Obrońcy krzyża odgrodzeni od krycyfiksu barierkami
Wojna o krzyż trwa, chociaż jego strażnicy przeszli do defensywy. Przez całą noc pod krzyżem przed Pałacem Prezydenckim w Warszawie koczowali jego obrońcy. Modlili się i czuwali, by nikt nie przeniósł krzyża do kościoła św. Anny. Policjanci rozstawili w nocy stalowy płot z mocniejszych barierek na wypadek kolejnych starć mundurowych z tłumem. Do krzyża już nikt nie może się zbliżyć.

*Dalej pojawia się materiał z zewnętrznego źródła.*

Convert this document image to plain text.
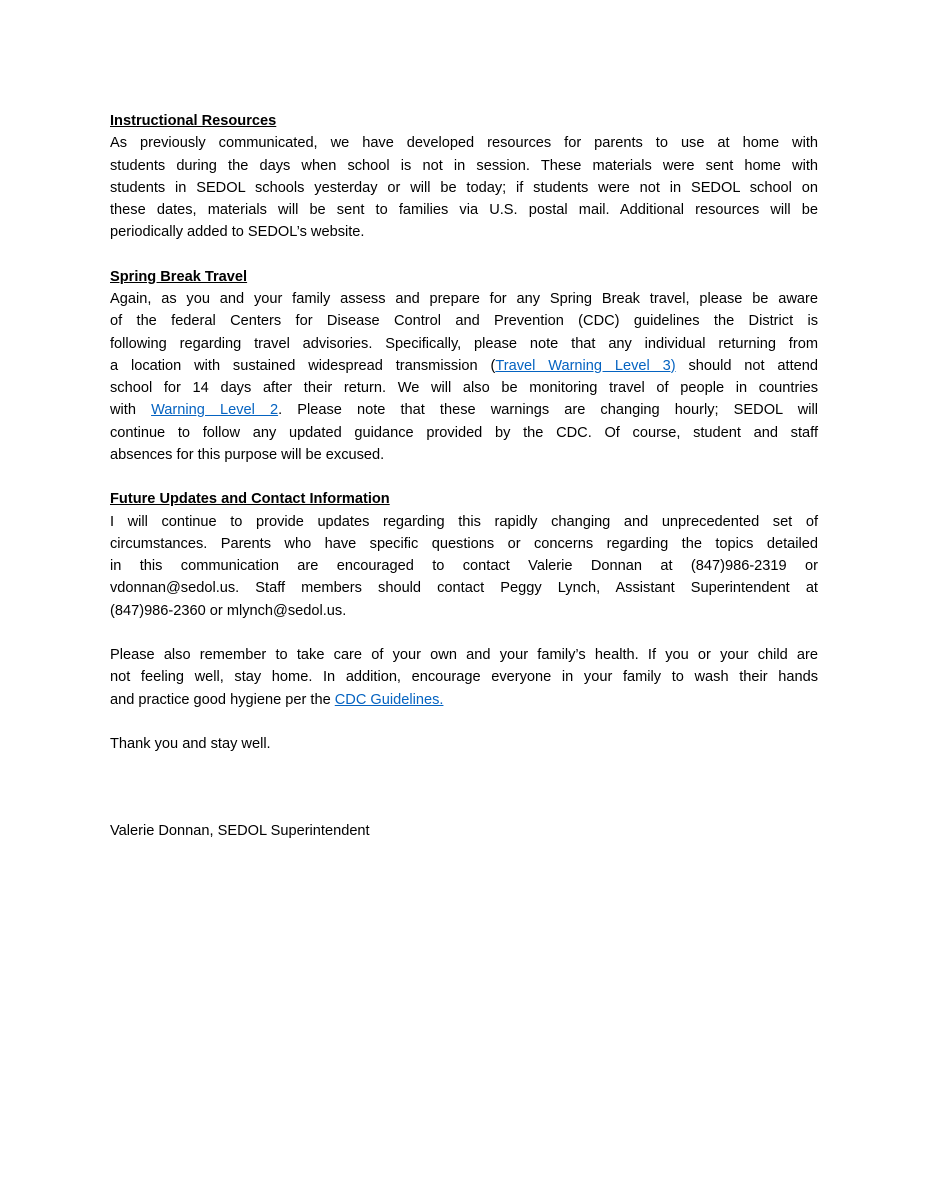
Instructional Resources
As previously communicated, we have developed resources for parents to use at home with
students during the days when school is not in session. These materials were sent home with
students in SEDOL schools yesterday or will be today; if students were not in SEDOL school on
these dates, materials will be sent to families via U.S. postal mail. Additional resources will be
periodically added to SEDOL’s website.
Spring Break Travel
Again, as you and your family assess and prepare for any Spring Break travel, please be aware
of the federal Centers for Disease Control and Prevention (CDC) guidelines the District is
following regarding travel advisories. Specifically, please note that any individual returning from
a location with sustained widespread transmission (Travel Warning Level 3) should not attend
school for 14 days after their return. We will also be monitoring travel of people in countries
with Warning Level 2. Please note that these warnings are changing hourly; SEDOL will
continue to follow any updated guidance provided by the CDC. Of course, student and staff
absences for this purpose will be excused.
Future Updates and Contact Information
I will continue to provide updates regarding this rapidly changing and unprecedented set of
circumstances. Parents who have specific questions or concerns regarding the topics detailed
in this communication are encouraged to contact Valerie Donnan at (847)986-2319 or
vdonnan@sedol.us. Staff members should contact Peggy Lynch, Assistant Superintendent at
(847)986-2360 or mlynch@sedol.us.
Please also remember to take care of your own and your family’s health. If you or your child are
not feeling well, stay home. In addition, encourage everyone in your family to wash their hands
and practice good hygiene per the CDC Guidelines.
Thank you and stay well.
Valerie Donnan, SEDOL Superintendent
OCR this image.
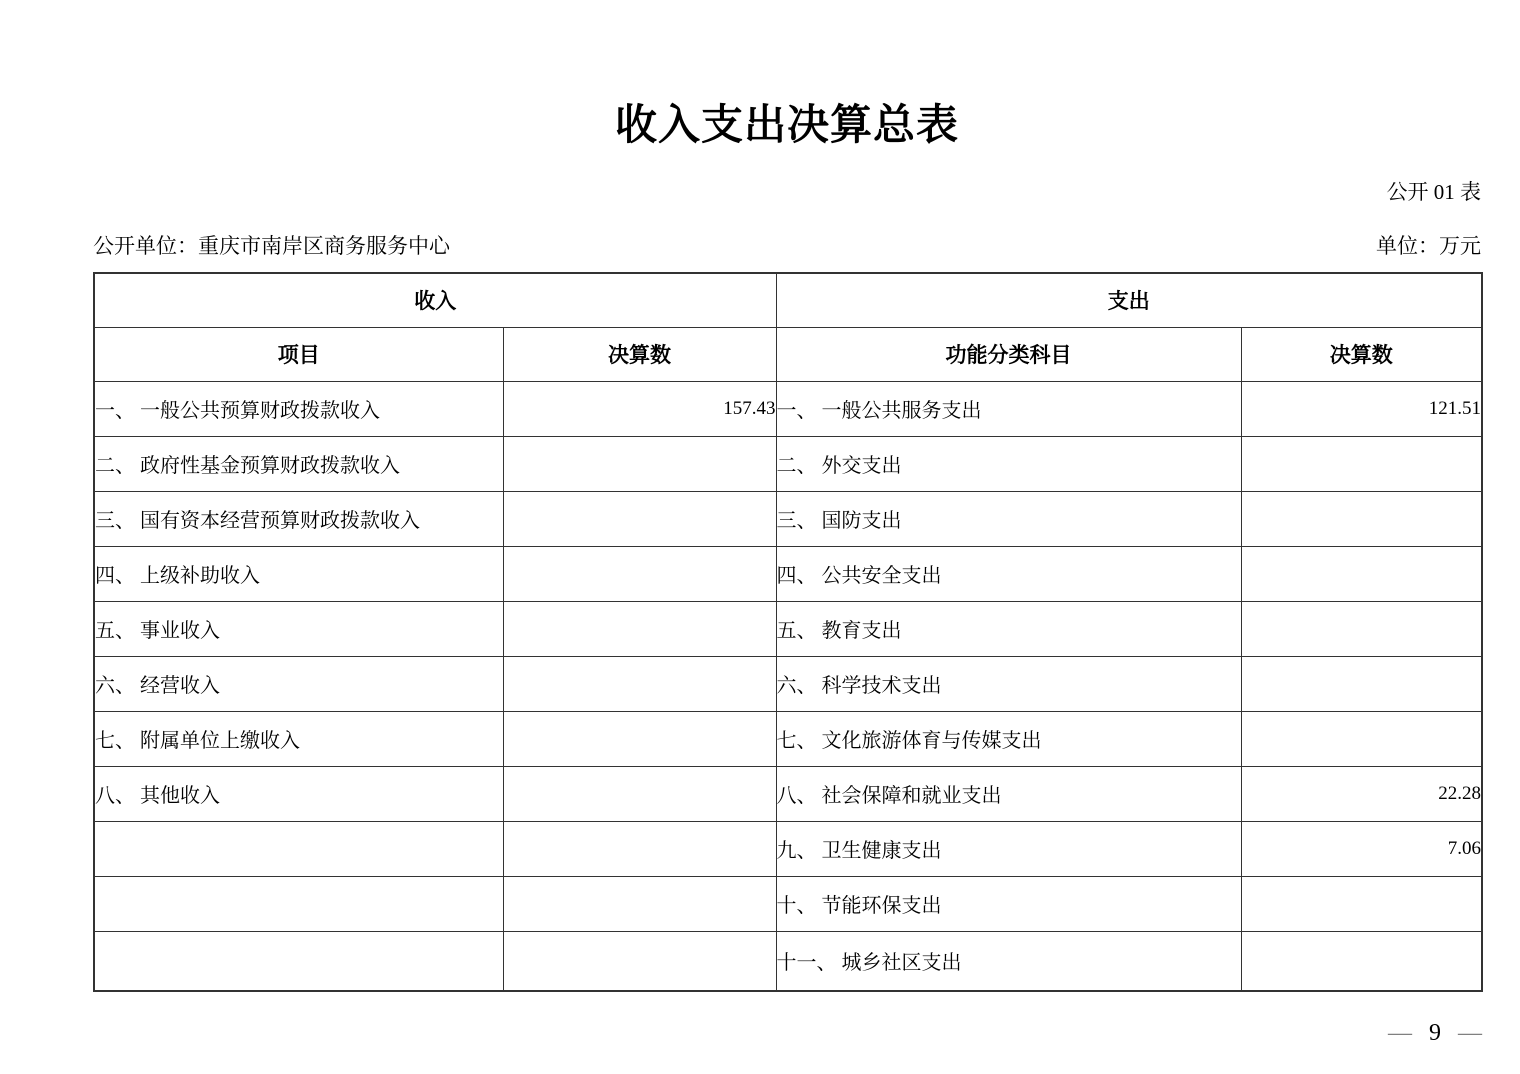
收入支出决算总表
公开 01 表
公开单位：重庆市南岸区商务服务中心	单位：万元
收入		支出	
项目	决算数	功能分类科目	决算数
一、 一般公共预算财政拨款收入	157.43	一、 一般公共服务支出	121.51
二、 政府性基金预算财政拨款收入		二、 外交支出	
三、 国有资本经营预算财政拨款收入		三、 国防支出	
四、 上级补助收入		四、 公共安全支出	
五、 事业收入		五、 教育支出	
六、 经营收入		六、 科学技术支出	
七、 附属单位上缴收入		七、 文化旅游体育与传媒支出	
八、 其他收入		八、 社会保障和就业支出	22.28
		九、 卫生健康支出	7.06
		十、 节能环保支出	
		十一、 城乡社区支出	
— 9 —
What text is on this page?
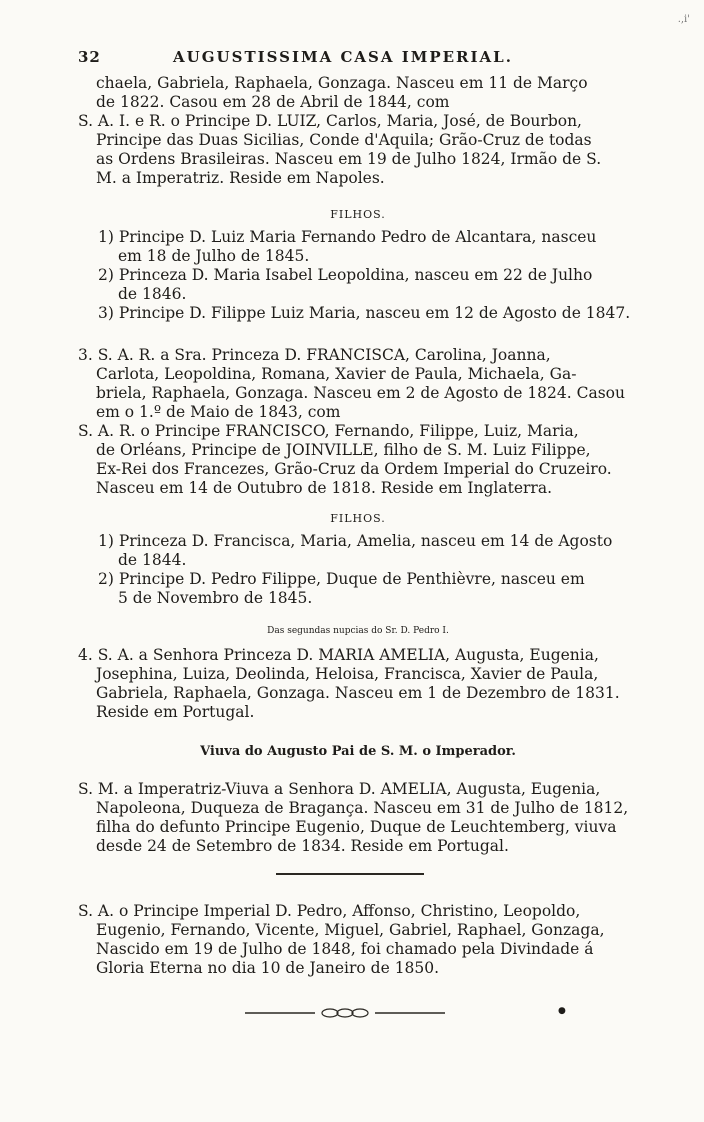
.,i'
32	AUGUSTISSIMA CASA IMPERIAL.
chaela, Gabriela, Raphaela, Gonzaga. Nasceu em 11 de Março
de 1822. Casou em 28 de Abril de 1844, com
S. A. I. e R. o Principe D. LUIZ, Carlos, Maria, José, de Bourbon,
Principe das Duas Sicilias, Conde d'Aquila; Grão-Cruz de todas
as Ordens Brasileiras. Nasceu em 19 de Julho 1824, Irmão de S.
M. a Imperatriz. Reside em Napoles.
FILHOS.
1) Principe D. Luiz Maria Fernando Pedro de Alcantara, nasceu
em 18 de Julho de 1845.
2) Princeza D. Maria Isabel Leopoldina, nasceu em 22 de Julho
de 1846.
3) Principe D. Filippe Luiz Maria, nasceu em 12 de Agosto de 1847.
3. S. A. R. a Sra. Princeza D. FRANCISCA, Carolina, Joanna,
Carlota, Leopoldina, Romana, Xavier de Paula, Michaela, Ga-
briela, Raphaela, Gonzaga. Nasceu em 2 de Agosto de 1824. Casou
em o 1.º de Maio de 1843, com
S. A. R. o Principe FRANCISCO, Fernando, Filippe, Luiz, Maria,
de Orléans, Principe de JOINVILLE, filho de S. M. Luiz Filippe,
Ex-Rei dos Francezes, Grão-Cruz da Ordem Imperial do Cruzeiro.
Nasceu em 14 de Outubro de 1818. Reside em Inglaterra.
FILHOS.
1) Princeza D. Francisca, Maria, Amelia, nasceu em 14 de Agosto
de 1844.
2) Principe D. Pedro Filippe, Duque de Penthièvre, nasceu em
5 de Novembro de 1845.
Das segundas nupcias do Sr. D. Pedro I.
4. S. A. a Senhora Princeza D. MARIA AMELIA, Augusta, Eugenia,
Josephina, Luiza, Deolinda, Heloisa, Francisca, Xavier de Paula,
Gabriela, Raphaela, Gonzaga. Nasceu em 1 de Dezembro de 1831.
Reside em Portugal.
Viuva do Augusto Pai de S. M. o Imperador.
S. M. a Imperatriz-Viuva a Senhora D. AMELIA, Augusta, Eugenia,
Napoleona, Duqueza de Bragança. Nasceu em 31 de Julho de 1812,
filha do defunto Principe Eugenio, Duque de Leuchtemberg, viuva
desde 24 de Setembro de 1834. Reside em Portugal.
S. A. o Principe Imperial D. Pedro, Affonso, Christino, Leopoldo,
Eugenio, Fernando, Vicente, Miguel, Gabriel, Raphael, Gonzaga,
Nascido em 19 de Julho de 1848, foi chamado pela Divindade á
Gloria Eterna no dia 10 de Janeiro de 1850.
●
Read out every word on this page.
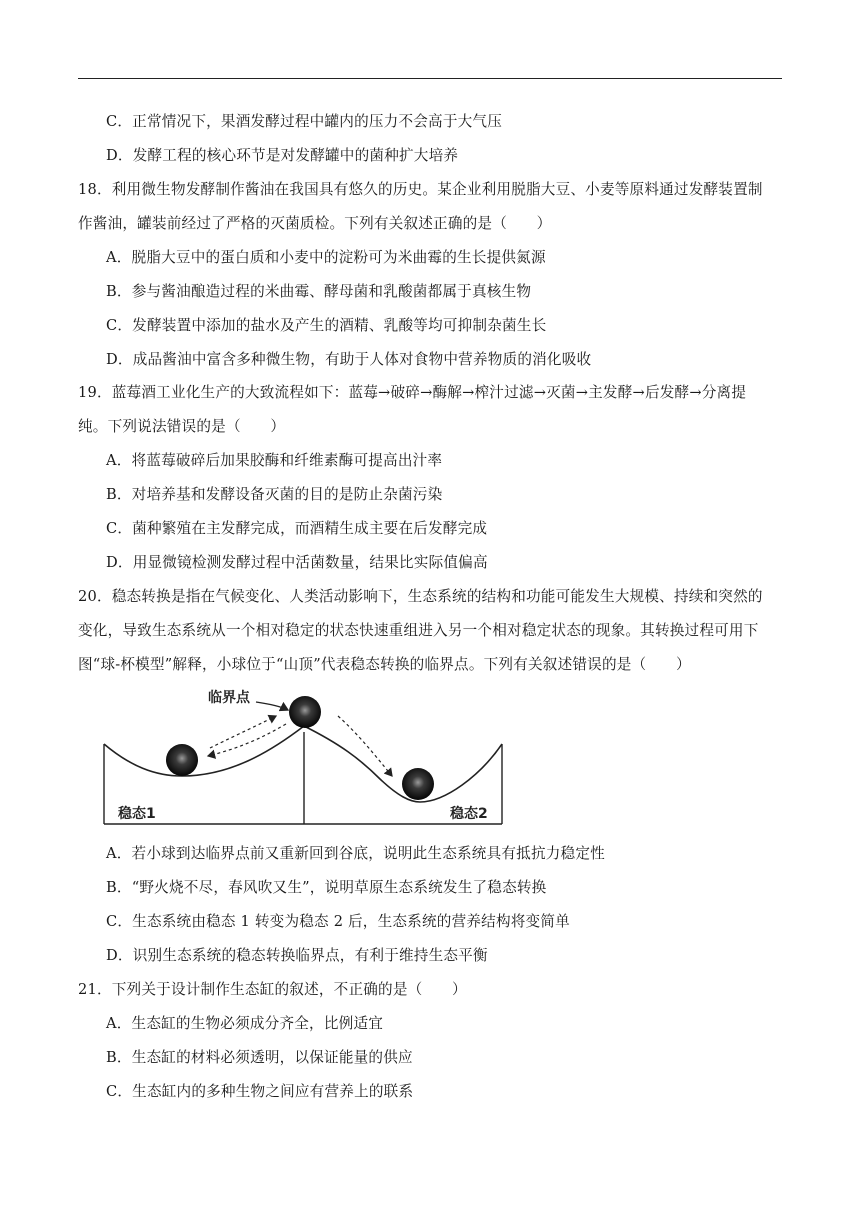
C．正常情况下，果酒发酵过程中罐内的压力不会高于大气压
D．发酵工程的核心环节是对发酵罐中的菌种扩大培养
18．利用微生物发酵制作酱油在我国具有悠久的历史。某企业利用脱脂大豆、小麦等原料通过发酵装置制
作酱油，罐装前经过了严格的灭菌质检。下列有关叙述正确的是（　　）
A．脱脂大豆中的蛋白质和小麦中的淀粉可为米曲霉的生长提供氮源
B．参与酱油酿造过程的米曲霉、酵母菌和乳酸菌都属于真核生物
C．发酵装置中添加的盐水及产生的酒精、乳酸等均可抑制杂菌生长
D．成品酱油中富含多种微生物，有助于人体对食物中营养物质的消化吸收
19．蓝莓酒工业化生产的大致流程如下：蓝莓→破碎→酶解→榨汁过滤→灭菌→主发酵→后发酵→分离提
纯。下列说法错误的是（　　）
A．将蓝莓破碎后加果胶酶和纤维素酶可提高出汁率
B．对培养基和发酵设备灭菌的目的是防止杂菌污染
C．菌种繁殖在主发酵完成，而酒精生成主要在后发酵完成
D．用显微镜检测发酵过程中活菌数量，结果比实际值偏高
20．稳态转换是指在气候变化、人类活动影响下，生态系统的结构和功能可能发生大规模、持续和突然的
变化，导致生态系统从一个相对稳定的状态快速重组进入另一个相对稳定状态的现象。其转换过程可用下
图“球-杯模型”解释，小球位于“山顶”代表稳态转换的临界点。下列有关叙述错误的是（　　）
临界点
稳态1	稳态2
A．若小球到达临界点前又重新回到谷底，说明此生态系统具有抵抗力稳定性
B．“野火烧不尽，春风吹又生”，说明草原生态系统发生了稳态转换
C．生态系统由稳态 1 转变为稳态 2 后，生态系统的营养结构将变简单
D．识别生态系统的稳态转换临界点，有利于维持生态平衡
21．下列关于设计制作生态缸的叙述，不正确的是（　　）
A．生态缸的生物必须成分齐全，比例适宜
B．生态缸的材料必须透明，以保证能量的供应
C．生态缸内的多种生物之间应有营养上的联系
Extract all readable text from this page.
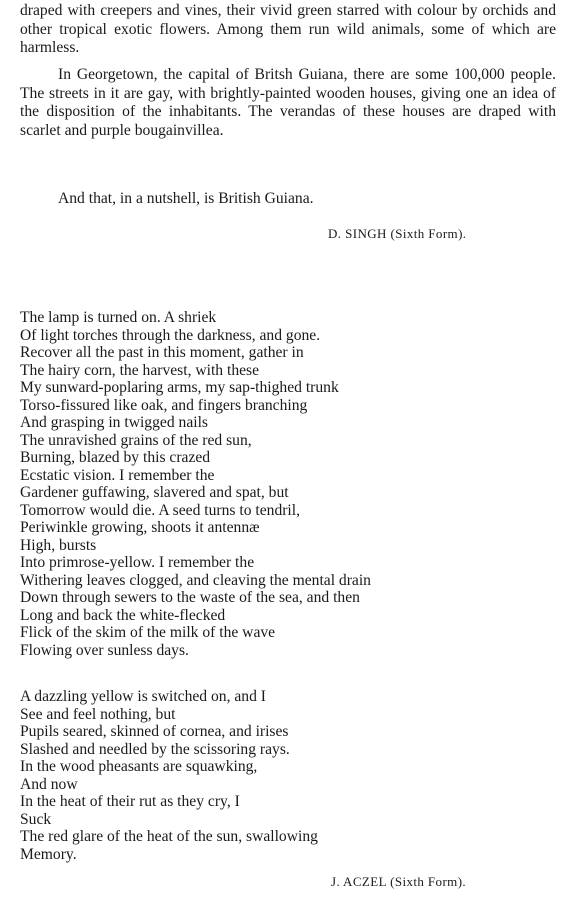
draped with creepers and vines, their vivid green starred with colour by orchids and other tropical exotic flowers. Among them run wild animals, some of which are harmless.

In Georgetown, the capital of Britsh Guiana, there are some 100,000 people. The streets in it are gay, with brightly-painted wooden houses, giving one an idea of the disposition of the inhabitants. The verandas of these houses are draped with scarlet and purple bougainvillea.

And that, in a nutshell, is British Guiana.

D. SINGH (Sixth Form).

The lamp is turned on. A shriek
Of light torches through the darkness, and gone.
Recover all the past in this moment, gather in
The hairy corn, the harvest, with these
My sunward-poplaring arms, my sap-thighed trunk
Torso-fissured like oak, and fingers branching
And grasping in twigged nails
The unravished grains of the red sun,
Burning, blazed by this crazed
Ecstatic vision. I remember the
Gardener guffawing, slavered and spat, but
Tomorrow would die. A seed turns to tendril,
Periwinkle growing, shoots it antennæ
High, bursts
Into primrose-yellow. I remember the
Withering leaves clogged, and cleaving the mental drain
Down through sewers to the waste of the sea, and then
Long and back the white-flecked
Flick of the skim of the milk of the wave
Flowing over sunless days.
A dazzling yellow is switched on, and I
See and feel nothing, but
Pupils seared, skinned of cornea, and irises
Slashed and needled by the scissoring rays.
In the wood pheasants are squawking,
And now
In the heat of their rut as they cry, I
Suck
The red glare of the heat of the sun, swallowing
Memory.

J. ACZEL (Sixth Form).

3 sierpnia - Historia krzyża z Krakowskiego Przedmieścia w obrazkach
3 sierpnia - Na godzinę 13:00 zaplanowano rozpoczęcie uroczystego przeniesienia krzyża spod Pałacu Prezydenckiego do akademickiego kościoła św. Anny przy Placu Zamkowym. Pod samym krzyżem pozostali tylko ci, którzy pilnowali go przez całą noc. Tłum demonstrantów stojących za kordonem strażników miejskich i rozstawionymi barierkami próbował je sforsować. Doszło do przepychanek, funkcjonariusze użyli gazu łzawiącego. Niektórzy awanturnicy zostali powstrzymani siłą.